Kumbaya Watch: Feminists for the Taliban
The latest in foolish commentary.

By Ross Douthat
October 5, 2001 12:45 p.m.

 

nyone who thinks that American academics are bad (and they are) ought to consider the diatribe spewed out on Monday by one Sunera Thobani, a women's studies professor at the University of British Columbia. Thobani — the former head of Canada's National Action Committee on the Status of Women, whatever that may be — was addressing a gathering of the Women's Resistance Conference in Ottawa. With Canada's Secretary of State, Heda Fry, sitting silently by, the good professor offered up the following thoughts on the current international situation:

This new war against terrorism that's being launched, it's very old. And it's a very old fight of the West against the rest. Consider the language which is being used to mobilize people: calling the perpetrators evil doers, irrational, calling them the forces of darkness, uncivilized, intent on destroying civilization, intent on destroying democracy. They hate freedoms, we are told.

But Thobani isn't buying it. "Every person of colour, and I would want to say also, every aboriginal person, will recognize that language. It was used to justify our colonialization by Europe. We were colonized in the name of the West bringing civilization, democracy, freedom to us." And the same thinking, she insists, is at work today — a "thinking based on dominating the rest of the world in the name of bringing freedom and civilization to it."

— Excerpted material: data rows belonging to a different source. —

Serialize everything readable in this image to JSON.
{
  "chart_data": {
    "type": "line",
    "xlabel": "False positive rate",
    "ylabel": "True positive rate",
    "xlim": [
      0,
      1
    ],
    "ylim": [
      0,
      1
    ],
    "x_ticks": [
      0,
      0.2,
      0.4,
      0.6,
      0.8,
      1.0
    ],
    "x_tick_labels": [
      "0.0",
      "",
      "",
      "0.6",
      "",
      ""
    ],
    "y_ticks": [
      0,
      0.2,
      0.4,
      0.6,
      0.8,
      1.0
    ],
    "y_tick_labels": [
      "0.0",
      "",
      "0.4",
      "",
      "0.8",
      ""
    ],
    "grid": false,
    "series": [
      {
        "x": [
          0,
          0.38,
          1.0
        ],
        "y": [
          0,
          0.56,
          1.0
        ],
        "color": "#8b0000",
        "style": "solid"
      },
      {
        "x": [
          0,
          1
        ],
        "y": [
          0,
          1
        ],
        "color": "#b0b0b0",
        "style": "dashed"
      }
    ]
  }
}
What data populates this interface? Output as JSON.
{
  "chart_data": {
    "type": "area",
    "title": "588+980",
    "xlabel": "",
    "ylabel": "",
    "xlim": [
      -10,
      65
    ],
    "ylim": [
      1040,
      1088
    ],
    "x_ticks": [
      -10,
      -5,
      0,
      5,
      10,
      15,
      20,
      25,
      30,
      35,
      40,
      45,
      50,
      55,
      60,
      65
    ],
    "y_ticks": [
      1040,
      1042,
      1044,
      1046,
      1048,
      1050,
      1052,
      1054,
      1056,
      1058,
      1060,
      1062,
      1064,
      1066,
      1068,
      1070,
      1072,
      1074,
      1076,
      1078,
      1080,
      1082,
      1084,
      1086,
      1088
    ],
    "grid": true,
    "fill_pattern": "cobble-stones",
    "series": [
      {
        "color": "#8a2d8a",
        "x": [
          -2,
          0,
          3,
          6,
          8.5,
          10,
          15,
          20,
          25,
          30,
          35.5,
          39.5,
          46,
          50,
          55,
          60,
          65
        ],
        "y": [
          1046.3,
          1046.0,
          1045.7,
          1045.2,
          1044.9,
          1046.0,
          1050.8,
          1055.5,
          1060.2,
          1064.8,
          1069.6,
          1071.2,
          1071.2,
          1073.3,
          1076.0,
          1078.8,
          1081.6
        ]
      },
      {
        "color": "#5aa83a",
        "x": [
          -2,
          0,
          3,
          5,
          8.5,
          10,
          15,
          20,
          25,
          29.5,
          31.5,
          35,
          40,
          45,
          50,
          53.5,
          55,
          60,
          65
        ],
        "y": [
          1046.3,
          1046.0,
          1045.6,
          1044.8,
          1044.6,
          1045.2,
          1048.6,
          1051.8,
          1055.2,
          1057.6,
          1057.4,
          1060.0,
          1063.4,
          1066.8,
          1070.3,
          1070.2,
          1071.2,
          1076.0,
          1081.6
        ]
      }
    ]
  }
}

So what's a good member of the Women's Resistance Conference to do? Well, Thobani says, that's simple enough. Women must

reject this kind of jingoistic militarism and recognize that as the most heinous form of patriarchal racist violence that we're seeing on the globe today ...The women's movement has to stand up to this. There is no option for us. We have to fight back against this militarization. We have to break the support that is being built in our countries for this kind of attack ... The West for 500 years has believed that it can slaughter people into submission and it has not been able to do so. And it will not be able to do so this time, either.

So, to sum up, Professor Thobani believes that the U.S., not the Taliban, practices "patriarchal racist violence." (Apparently, stoning people for adultery doesn't make the cut.) She believes that the U.S., not the Taliban, wants to "slaughter people into submission." She believes that the U.S., not the Taliban, represents the "forces of darkness, uncivilized, intent on destroying civilization, intent on destroying democracy." And she believes that her fellow feminists, champions of women's rights all, ought to ally themselves with the Taliban, and not the U.S.

Oh, and apparently, for these ever-so-profound thoughts, she received several standing ovations from the 500 delegates in attendance.

Feminists for the Taliban. It's got a certain ring to it.